Killing Eve

Killing Eve

Killing Eve est une série télévisée britannique adaptée du livre Codename Villanelle de Luke Jennings. Le Festival Canneseries, qui se tient sur la Croisette, a projeté la nouvelle fiction de Phoebe Waller-Bridge, créatrice anglaise de l’acclamée Fleabag, et nouvelle voix incontournable dans le monde des séries.

Killing Eve est un thriller psychologique focalisé sur un jeu du chat et de la souris entre Eve (Sandra Oh), une agente du MI5 au quotidien tout ce qu’il y a de plus banal, et Villanelle (Jodie Comer), une tueuse violente et obsessionnelle. Une intrigue policière aspergée d’humour noir.

La série s’ouvre par une scène avec Villanelle, qui tente de créer un lien, à sa manière, avec une petite fille en train de manger une glace devant elle. Ou comment nous faire comprendre en moins de 2 minutes ce qui ne tourne vraiment pas rond chez cette jeune femme dénuée d’empathie, pour qui la vie est un jeu construit pour son unique plaisir. Brillante et sûre de ses qualités, elle dégomme ses richissimes cibles aux quatre coins de la planète sans encombre, jusqu’à ce que l’une de ses escapades meurtrières tombe sous le radar du MI5.

C’est là qu’intervient une autre femme tout aussi déterminée et fascinée par les comportements meurtriers, Eve. Cette ambitieuse espionne va saisir l’opportunité qui s’offre à elle quand sa hiérarchie fait face au meurtre d’un mafieux et se plante sur la direction à donner à l’enquête.

La tueuse de Killing Eve tue par plaisir, elle agit par pure cruauté, et elle apprécie le train de vie luxueux que lui permet le drôle de métier qu’elle s’est choisi. Bien que belle et féminine, elle ne correspond pas au stéréotype de la femme fatale. Bisexuelle et libertine, elle commente l’apparence des hommes avec qui elle échange. Son corps émancipé du modèle publicitaire et son attitude décomplexée et étrange ne correspondent à rien de connu sur grand ou petit écran.

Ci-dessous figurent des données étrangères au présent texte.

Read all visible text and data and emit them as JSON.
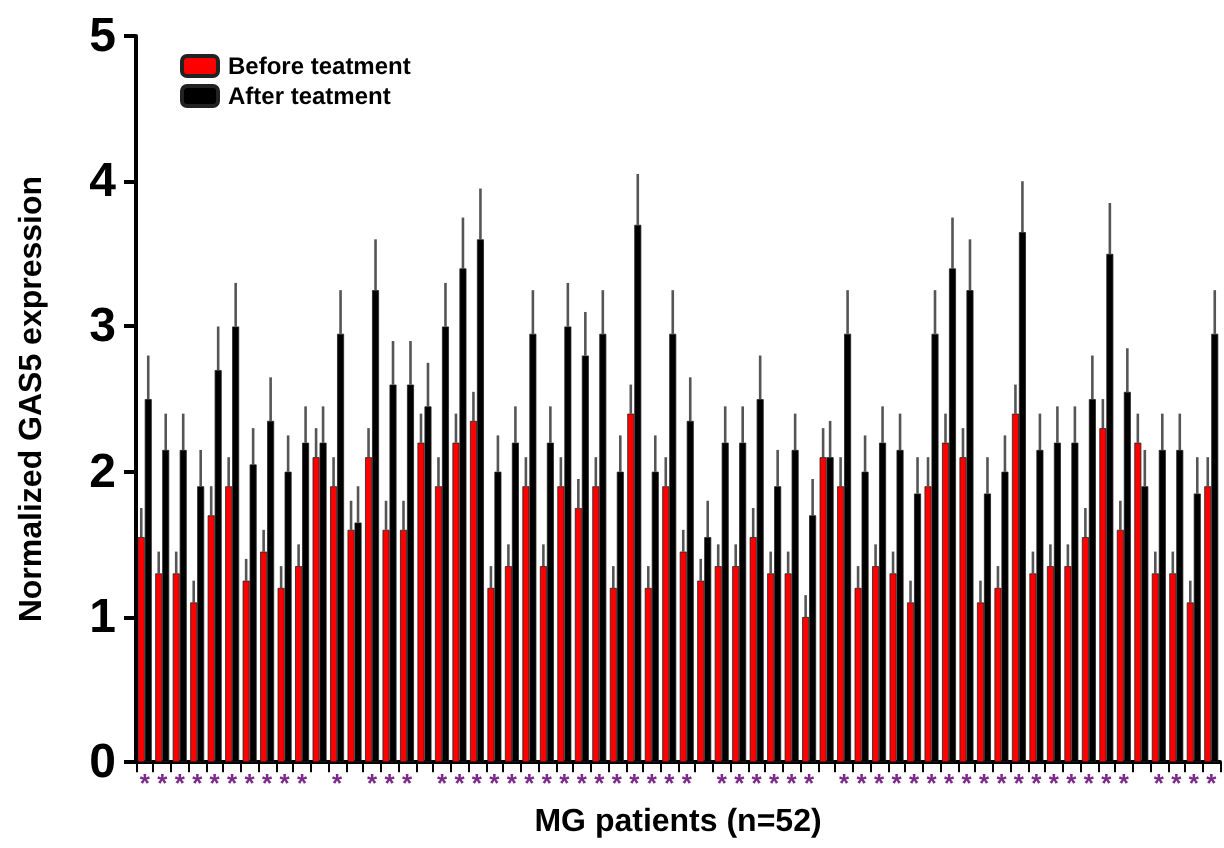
{
  "chart_data": {
    "type": "bar",
    "xlabel": "MG patients (n=52)",
    "ylabel": "Normalized GAS5 expression",
    "categories": [
      "*",
      "*",
      "*",
      "*",
      "*",
      "*",
      "*",
      "*",
      "*",
      "*",
      null,
      "*",
      null,
      "*",
      "*",
      "*",
      null,
      "*",
      "*",
      "*",
      "*",
      "*",
      "*",
      "*",
      "*",
      "*",
      "*",
      "*",
      "*",
      "*",
      "*",
      "*",
      null,
      "*",
      "*",
      "*",
      "*",
      "*",
      "*",
      null,
      "*",
      "*",
      "*",
      "*",
      "*",
      "*",
      "*",
      "*",
      "*",
      "*",
      "*",
      "*",
      "*",
      "*",
      "*",
      "*",
      "*",
      null,
      "*",
      "*",
      "*",
      "*"
    ],
    "series": [
      {
        "name": "Before teatment",
        "color": "#ff0000",
        "values": [
          1.55,
          1.3,
          1.3,
          1.1,
          1.7,
          1.9,
          1.25,
          1.45,
          1.2,
          1.35,
          2.1,
          1.9,
          1.6,
          2.1,
          1.6,
          1.6,
          2.2,
          1.9,
          2.2,
          2.35,
          1.2,
          1.35,
          1.9,
          1.35,
          1.9,
          1.75,
          1.9,
          1.2,
          2.4,
          1.2,
          1.9,
          1.45,
          1.25,
          1.35,
          1.35,
          1.55,
          1.3,
          1.3,
          1.0,
          2.1,
          1.9,
          1.2,
          1.35,
          1.3,
          1.1,
          1.9,
          2.2,
          2.1,
          1.1,
          1.2,
          2.4,
          1.3,
          1.35,
          1.35,
          1.55,
          2.3,
          1.6,
          2.2,
          1.3,
          1.3,
          1.1,
          1.9
        ],
        "errors": [
          [
            1.55,
            1.75
          ],
          [
            1.3,
            1.45
          ],
          [
            1.3,
            1.45
          ],
          [
            1.1,
            1.25
          ],
          [
            1.7,
            1.9
          ],
          [
            1.9,
            2.1
          ],
          [
            1.25,
            1.4
          ],
          [
            1.45,
            1.6
          ],
          [
            1.2,
            1.35
          ],
          [
            1.35,
            1.5
          ],
          [
            2.1,
            2.3
          ],
          [
            1.9,
            2.1
          ],
          [
            1.6,
            1.8
          ],
          [
            2.1,
            2.3
          ],
          [
            1.6,
            1.8
          ],
          [
            1.6,
            1.8
          ],
          [
            2.2,
            2.4
          ],
          [
            1.9,
            2.1
          ],
          [
            2.2,
            2.4
          ],
          [
            2.35,
            2.55
          ],
          [
            1.2,
            1.35
          ],
          [
            1.35,
            1.5
          ],
          [
            1.9,
            2.1
          ],
          [
            1.35,
            1.5
          ],
          [
            1.9,
            2.1
          ],
          [
            1.75,
            1.95
          ],
          [
            1.9,
            2.1
          ],
          [
            1.2,
            1.35
          ],
          [
            2.4,
            2.6
          ],
          [
            1.2,
            1.35
          ],
          [
            1.9,
            2.1
          ],
          [
            1.45,
            1.6
          ],
          [
            1.25,
            1.4
          ],
          [
            1.35,
            1.5
          ],
          [
            1.35,
            1.5
          ],
          [
            1.55,
            1.75
          ],
          [
            1.3,
            1.45
          ],
          [
            1.3,
            1.45
          ],
          [
            1.0,
            1.15
          ],
          [
            2.1,
            2.3
          ],
          [
            1.9,
            2.1
          ],
          [
            1.2,
            1.35
          ],
          [
            1.35,
            1.5
          ],
          [
            1.3,
            1.45
          ],
          [
            1.1,
            1.25
          ],
          [
            1.9,
            2.1
          ],
          [
            2.2,
            2.4
          ],
          [
            2.1,
            2.3
          ],
          [
            1.1,
            1.25
          ],
          [
            1.2,
            1.35
          ],
          [
            2.4,
            2.6
          ],
          [
            1.3,
            1.45
          ],
          [
            1.35,
            1.5
          ],
          [
            1.35,
            1.5
          ],
          [
            1.55,
            1.75
          ],
          [
            2.3,
            2.5
          ],
          [
            1.6,
            1.8
          ],
          [
            2.2,
            2.4
          ],
          [
            1.3,
            1.45
          ],
          [
            1.3,
            1.45
          ],
          [
            1.1,
            1.25
          ],
          [
            1.9,
            2.1
          ]
        ]
      },
      {
        "name": "After teatment",
        "color": "#000000",
        "values": [
          2.5,
          2.15,
          2.15,
          1.9,
          2.7,
          3.0,
          2.05,
          2.35,
          2.0,
          2.2,
          2.2,
          2.95,
          1.65,
          3.25,
          2.6,
          2.6,
          2.45,
          3.0,
          3.4,
          3.6,
          2.0,
          2.2,
          2.95,
          2.2,
          3.0,
          2.8,
          2.95,
          2.0,
          3.7,
          2.0,
          2.95,
          2.35,
          1.55,
          2.2,
          2.2,
          2.5,
          1.9,
          2.15,
          1.7,
          2.1,
          2.95,
          2.0,
          2.2,
          2.15,
          1.85,
          2.95,
          3.4,
          3.25,
          1.85,
          2.0,
          3.65,
          2.15,
          2.2,
          2.2,
          2.5,
          3.5,
          2.55,
          1.9,
          2.15,
          2.15,
          1.85,
          2.95
        ],
        "errors": [
          [
            2.5,
            2.8
          ],
          [
            2.15,
            2.4
          ],
          [
            2.15,
            2.4
          ],
          [
            1.9,
            2.15
          ],
          [
            2.7,
            3.0
          ],
          [
            3.0,
            3.3
          ],
          [
            2.05,
            2.3
          ],
          [
            2.35,
            2.65
          ],
          [
            2.0,
            2.25
          ],
          [
            2.2,
            2.45
          ],
          [
            2.2,
            2.45
          ],
          [
            2.95,
            3.25
          ],
          [
            1.65,
            1.9
          ],
          [
            3.25,
            3.6
          ],
          [
            2.6,
            2.9
          ],
          [
            2.6,
            2.9
          ],
          [
            2.45,
            2.75
          ],
          [
            3.0,
            3.3
          ],
          [
            3.4,
            3.75
          ],
          [
            3.6,
            3.95
          ],
          [
            2.0,
            2.25
          ],
          [
            2.2,
            2.45
          ],
          [
            2.95,
            3.25
          ],
          [
            2.2,
            2.45
          ],
          [
            3.0,
            3.3
          ],
          [
            2.8,
            3.1
          ],
          [
            2.95,
            3.25
          ],
          [
            2.0,
            2.25
          ],
          [
            3.7,
            4.05
          ],
          [
            2.0,
            2.25
          ],
          [
            2.95,
            3.25
          ],
          [
            2.35,
            2.65
          ],
          [
            1.55,
            1.8
          ],
          [
            2.2,
            2.45
          ],
          [
            2.2,
            2.45
          ],
          [
            2.5,
            2.8
          ],
          [
            1.9,
            2.15
          ],
          [
            2.15,
            2.4
          ],
          [
            1.7,
            1.95
          ],
          [
            2.1,
            2.35
          ],
          [
            2.95,
            3.25
          ],
          [
            2.0,
            2.25
          ],
          [
            2.2,
            2.45
          ],
          [
            2.15,
            2.4
          ],
          [
            1.85,
            2.1
          ],
          [
            2.95,
            3.25
          ],
          [
            3.4,
            3.75
          ],
          [
            3.25,
            3.6
          ],
          [
            1.85,
            2.1
          ],
          [
            2.0,
            2.25
          ],
          [
            3.65,
            4.0
          ],
          [
            2.15,
            2.4
          ],
          [
            2.2,
            2.45
          ],
          [
            2.2,
            2.45
          ],
          [
            2.5,
            2.8
          ],
          [
            3.5,
            3.85
          ],
          [
            2.55,
            2.85
          ],
          [
            1.9,
            2.15
          ],
          [
            2.15,
            2.4
          ],
          [
            2.15,
            2.4
          ],
          [
            1.85,
            2.1
          ],
          [
            2.95,
            3.25
          ]
        ]
      }
    ],
    "ylim": [
      0,
      5
    ],
    "yticks": [
      0,
      1,
      2,
      3,
      4,
      5
    ],
    "grid": false,
    "legend": "top left"
  }
}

De son coté, l’autre femme du récit, la bureaucrate, qui se fera vite espionne, s’autorise une forme de vulgarité langagière aussi bien qu’une formulation très simple de ses désirs sexuels : “- Tu veux faire l’amour? – Non, je suis crevé.” lui répondra son compagnon. Renversement des rôles, enfin.

Chacun à leur manière, ces deux personnages féminins illustrent un nouveau modèle de femme. Elles ont cessé d’obéir à ce que la société exigeait d’elles. Armée d’humour, elle s’épanouissent à coté de la norme. Avec Killing Eve, Phoebe Waller-Bridge réussit à faire une série féministe qui n’oppose pas les hommes et les femmes. En tant qu’homme, on ne peut que s’y réjouir de voir des modèles masculins libérés d’une masculinité encombrante et ridicule. 

Au-delà de ses aspects criminelles, Killing Eve nous donne donc à voir un monde dans lequel nous aimerions vivre, un monde où le genre a cessé d’être un poids dans l’épanouissement des individus. Une grande série contemporaine est peut-être née.

Au bout de sa première saison, Killing Eve a déjà tout d’une grande. Sobre et élégante, intense et novatrice, elle ne cherche pas à réinventer le genre, elle le réécrit à sa sauce sans oublier le plus important, ses personnages. 

Après huit épisodes, le plaisir est total, la prise de risque justifiée et le manque va être dur à combler en attendant une seconde saison, qui ne devrait pas débarquer avant 2019.